Absolutely! It is tough and exhausting but all the positives are things that you can't properly imagine before you have them - just as I couldn't imagine how exhausted I feel, I couldn't begin to imagine how happy they make me of how much I love them. We had a really tough time with me being sick and them being in hospital a long time, then all sorts of other issues, but I'd do it all again to have them, no question in my mind. My only regret is not doing it sooner when my mum was still alive. We were scared to have kids then but I really wish we weren't!

sweetbitter · 14/11/2017 11:02

So when non parents say to you that they are really happy or feeling really in love or whatever, do you think "yeah but it's not as great as the happiness/love you'd get from children and just currently can't imagine" in the same way you'd think they didn't know what real tiredness was? Genuine question again.

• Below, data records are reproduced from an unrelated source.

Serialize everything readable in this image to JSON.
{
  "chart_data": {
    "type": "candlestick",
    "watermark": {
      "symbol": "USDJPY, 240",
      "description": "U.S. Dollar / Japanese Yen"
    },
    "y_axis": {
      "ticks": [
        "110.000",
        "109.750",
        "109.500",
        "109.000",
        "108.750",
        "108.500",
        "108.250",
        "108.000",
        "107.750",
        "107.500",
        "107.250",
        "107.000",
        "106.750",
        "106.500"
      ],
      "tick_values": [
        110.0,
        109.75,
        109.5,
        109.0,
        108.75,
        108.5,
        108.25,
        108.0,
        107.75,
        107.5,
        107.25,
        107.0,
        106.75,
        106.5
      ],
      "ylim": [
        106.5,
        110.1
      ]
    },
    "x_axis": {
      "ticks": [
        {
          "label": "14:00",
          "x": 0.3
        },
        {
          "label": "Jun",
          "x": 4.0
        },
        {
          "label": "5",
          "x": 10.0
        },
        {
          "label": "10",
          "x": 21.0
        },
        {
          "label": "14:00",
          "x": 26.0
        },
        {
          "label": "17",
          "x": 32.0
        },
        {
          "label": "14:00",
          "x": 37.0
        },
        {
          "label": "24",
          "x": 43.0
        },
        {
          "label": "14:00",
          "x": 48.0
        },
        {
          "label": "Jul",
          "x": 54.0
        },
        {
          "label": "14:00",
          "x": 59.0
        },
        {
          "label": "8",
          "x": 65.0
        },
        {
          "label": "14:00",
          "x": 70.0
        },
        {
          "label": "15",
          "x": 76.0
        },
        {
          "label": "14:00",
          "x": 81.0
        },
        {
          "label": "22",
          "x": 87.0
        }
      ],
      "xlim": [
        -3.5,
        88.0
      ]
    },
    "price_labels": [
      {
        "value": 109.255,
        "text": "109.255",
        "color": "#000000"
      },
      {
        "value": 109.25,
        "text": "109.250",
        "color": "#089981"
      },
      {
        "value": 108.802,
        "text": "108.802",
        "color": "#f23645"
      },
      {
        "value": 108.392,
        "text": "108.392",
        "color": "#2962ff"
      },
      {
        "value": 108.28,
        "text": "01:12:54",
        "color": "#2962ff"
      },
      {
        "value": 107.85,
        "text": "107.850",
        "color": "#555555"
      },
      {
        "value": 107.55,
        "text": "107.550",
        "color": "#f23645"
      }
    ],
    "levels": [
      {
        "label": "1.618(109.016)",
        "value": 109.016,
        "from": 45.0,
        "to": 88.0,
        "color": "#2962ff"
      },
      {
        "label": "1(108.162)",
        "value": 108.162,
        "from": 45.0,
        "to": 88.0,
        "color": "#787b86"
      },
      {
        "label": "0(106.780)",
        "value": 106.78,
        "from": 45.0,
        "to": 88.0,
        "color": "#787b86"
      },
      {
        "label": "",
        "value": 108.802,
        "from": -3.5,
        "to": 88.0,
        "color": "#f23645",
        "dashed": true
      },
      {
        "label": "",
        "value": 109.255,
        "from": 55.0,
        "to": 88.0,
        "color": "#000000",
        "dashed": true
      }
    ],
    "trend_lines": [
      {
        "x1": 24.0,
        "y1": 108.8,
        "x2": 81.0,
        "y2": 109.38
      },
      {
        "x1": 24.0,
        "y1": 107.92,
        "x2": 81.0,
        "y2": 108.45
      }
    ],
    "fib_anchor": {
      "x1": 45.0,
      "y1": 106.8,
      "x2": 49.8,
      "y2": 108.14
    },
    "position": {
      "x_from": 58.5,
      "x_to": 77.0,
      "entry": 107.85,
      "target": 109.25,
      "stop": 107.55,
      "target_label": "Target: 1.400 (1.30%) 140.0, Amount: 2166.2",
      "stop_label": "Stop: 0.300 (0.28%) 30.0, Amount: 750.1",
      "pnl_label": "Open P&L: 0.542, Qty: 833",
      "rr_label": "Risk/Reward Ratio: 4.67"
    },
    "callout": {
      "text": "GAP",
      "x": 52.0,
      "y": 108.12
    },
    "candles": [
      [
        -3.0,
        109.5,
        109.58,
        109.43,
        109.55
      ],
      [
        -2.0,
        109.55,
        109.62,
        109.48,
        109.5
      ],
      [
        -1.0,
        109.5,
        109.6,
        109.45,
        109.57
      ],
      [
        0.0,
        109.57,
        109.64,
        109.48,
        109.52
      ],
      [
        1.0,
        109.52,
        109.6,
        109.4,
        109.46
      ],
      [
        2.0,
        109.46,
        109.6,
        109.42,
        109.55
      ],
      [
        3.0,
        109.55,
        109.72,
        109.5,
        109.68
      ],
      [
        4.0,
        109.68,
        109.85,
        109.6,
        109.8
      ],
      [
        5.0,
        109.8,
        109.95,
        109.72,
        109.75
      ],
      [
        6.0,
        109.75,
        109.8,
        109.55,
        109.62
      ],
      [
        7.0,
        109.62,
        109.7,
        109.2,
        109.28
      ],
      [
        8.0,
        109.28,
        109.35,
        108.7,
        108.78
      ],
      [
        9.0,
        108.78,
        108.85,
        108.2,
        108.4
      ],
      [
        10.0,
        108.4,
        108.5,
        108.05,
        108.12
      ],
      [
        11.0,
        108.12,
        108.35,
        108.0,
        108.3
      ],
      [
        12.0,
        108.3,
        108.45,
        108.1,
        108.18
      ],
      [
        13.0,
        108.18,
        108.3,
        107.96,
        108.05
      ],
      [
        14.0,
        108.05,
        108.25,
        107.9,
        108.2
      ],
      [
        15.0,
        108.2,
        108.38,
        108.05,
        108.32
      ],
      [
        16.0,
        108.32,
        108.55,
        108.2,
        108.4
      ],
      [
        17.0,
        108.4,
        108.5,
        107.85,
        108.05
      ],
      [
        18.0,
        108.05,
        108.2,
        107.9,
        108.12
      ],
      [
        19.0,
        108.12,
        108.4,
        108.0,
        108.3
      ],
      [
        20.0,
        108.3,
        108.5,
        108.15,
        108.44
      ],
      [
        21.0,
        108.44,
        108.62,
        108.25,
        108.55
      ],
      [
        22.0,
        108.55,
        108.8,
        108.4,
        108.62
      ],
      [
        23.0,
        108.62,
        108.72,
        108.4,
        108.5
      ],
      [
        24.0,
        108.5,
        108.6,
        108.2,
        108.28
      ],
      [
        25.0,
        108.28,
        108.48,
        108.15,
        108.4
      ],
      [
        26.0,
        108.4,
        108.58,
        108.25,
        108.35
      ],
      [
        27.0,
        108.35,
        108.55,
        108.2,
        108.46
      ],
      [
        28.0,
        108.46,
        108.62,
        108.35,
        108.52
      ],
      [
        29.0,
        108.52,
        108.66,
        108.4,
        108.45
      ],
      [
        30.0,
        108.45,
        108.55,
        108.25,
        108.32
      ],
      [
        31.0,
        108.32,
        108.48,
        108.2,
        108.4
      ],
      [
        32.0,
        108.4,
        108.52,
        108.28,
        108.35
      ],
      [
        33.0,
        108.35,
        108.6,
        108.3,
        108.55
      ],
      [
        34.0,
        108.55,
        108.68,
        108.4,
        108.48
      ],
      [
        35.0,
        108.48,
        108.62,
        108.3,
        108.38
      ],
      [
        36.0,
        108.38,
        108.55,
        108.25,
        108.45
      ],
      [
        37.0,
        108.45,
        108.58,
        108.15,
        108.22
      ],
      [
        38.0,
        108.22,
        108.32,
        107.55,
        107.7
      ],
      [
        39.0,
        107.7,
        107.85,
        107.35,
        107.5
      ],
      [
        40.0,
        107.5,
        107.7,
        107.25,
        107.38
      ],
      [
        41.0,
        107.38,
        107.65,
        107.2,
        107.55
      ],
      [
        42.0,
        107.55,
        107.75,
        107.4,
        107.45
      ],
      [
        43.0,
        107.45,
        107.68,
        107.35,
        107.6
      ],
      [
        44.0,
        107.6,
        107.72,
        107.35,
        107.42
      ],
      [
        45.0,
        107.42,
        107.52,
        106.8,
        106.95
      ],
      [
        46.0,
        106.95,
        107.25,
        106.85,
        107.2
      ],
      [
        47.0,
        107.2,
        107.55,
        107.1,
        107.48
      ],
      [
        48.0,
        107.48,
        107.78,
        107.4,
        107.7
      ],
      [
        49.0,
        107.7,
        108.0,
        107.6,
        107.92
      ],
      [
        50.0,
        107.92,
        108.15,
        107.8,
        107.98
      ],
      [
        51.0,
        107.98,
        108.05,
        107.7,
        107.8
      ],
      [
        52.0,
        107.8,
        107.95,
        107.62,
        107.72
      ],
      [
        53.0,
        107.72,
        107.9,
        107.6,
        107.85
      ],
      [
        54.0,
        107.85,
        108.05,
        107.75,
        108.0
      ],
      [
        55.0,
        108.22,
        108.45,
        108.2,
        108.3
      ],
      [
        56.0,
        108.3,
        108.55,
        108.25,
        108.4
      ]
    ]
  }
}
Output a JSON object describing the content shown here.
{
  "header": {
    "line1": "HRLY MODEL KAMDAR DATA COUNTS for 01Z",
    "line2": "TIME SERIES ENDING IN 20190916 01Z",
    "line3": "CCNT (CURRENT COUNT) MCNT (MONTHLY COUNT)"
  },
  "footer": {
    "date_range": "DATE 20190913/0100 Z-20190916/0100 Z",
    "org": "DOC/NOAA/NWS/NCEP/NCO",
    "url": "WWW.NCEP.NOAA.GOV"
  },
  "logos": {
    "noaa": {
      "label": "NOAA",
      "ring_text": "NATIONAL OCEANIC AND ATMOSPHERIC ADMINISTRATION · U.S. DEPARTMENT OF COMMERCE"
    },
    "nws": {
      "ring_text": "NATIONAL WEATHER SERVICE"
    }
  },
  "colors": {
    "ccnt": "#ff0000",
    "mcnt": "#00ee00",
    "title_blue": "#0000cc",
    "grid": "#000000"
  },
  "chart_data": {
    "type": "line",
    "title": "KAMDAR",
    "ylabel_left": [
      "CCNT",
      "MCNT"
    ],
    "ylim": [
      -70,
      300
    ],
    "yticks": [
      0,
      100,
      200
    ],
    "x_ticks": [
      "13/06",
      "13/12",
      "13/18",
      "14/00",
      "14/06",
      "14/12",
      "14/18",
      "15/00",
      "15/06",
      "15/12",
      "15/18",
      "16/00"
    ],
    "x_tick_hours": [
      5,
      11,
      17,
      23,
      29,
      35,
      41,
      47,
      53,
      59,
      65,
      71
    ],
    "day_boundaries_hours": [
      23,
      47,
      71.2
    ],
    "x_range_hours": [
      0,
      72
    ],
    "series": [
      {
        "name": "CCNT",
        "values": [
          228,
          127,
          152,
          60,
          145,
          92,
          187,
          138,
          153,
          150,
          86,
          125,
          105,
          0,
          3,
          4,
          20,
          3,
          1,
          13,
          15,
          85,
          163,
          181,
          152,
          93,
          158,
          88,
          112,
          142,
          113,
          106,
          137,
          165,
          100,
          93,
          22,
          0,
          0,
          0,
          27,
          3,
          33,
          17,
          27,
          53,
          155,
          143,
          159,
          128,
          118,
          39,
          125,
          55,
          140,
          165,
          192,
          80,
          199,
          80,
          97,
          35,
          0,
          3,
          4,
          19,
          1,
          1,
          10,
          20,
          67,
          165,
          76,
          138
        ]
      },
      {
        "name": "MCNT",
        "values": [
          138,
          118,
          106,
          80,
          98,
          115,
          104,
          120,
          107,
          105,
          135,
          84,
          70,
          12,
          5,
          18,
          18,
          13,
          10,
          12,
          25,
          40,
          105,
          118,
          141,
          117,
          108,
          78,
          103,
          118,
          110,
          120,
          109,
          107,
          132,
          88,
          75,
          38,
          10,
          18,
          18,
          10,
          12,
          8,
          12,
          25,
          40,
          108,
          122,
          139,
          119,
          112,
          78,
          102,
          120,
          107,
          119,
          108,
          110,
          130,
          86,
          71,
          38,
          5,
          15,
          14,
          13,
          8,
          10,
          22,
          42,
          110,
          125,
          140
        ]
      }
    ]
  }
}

TammySwansonTwo · 14/11/2017 11:11

Well I can only say that I thought I was happy, knew love etc before kids, and I was and did - but for me it is different, and although I though I could understand how much I'd love my own kids, personally I couldn't ever have understood until I had them. I'm not saying that people who don't have kids aren't really happy or don't really know what love is, not at all. But it is different, and I don't think there's any way to realistically understand how it feels until you have them. Obviously it's a big leap of faith to then have them when you can see all the negatives but can't feel the positives.

TammySwansonTwo · 14/11/2017 11:12

Also, some people really don't want children and are happier without them and that's great if that's what makes them happy.

slbhill42 · 14/11/2017 11:59

one of my friends has no children. (Well actually lots of my friends don't...)
The thing which riles her above all else is parents telling her "you don't know what you're missing". Especially when those parents are her neighbours, and she has heard quite a lot of what she is "missing" through the walls Grin

I suppose my point is that everyone's experience of love is different. People want different things from life. Therefore, as a parent I don't think "yeah but it's not as great as the happiness/love you'd get from children and just currently can't imagine".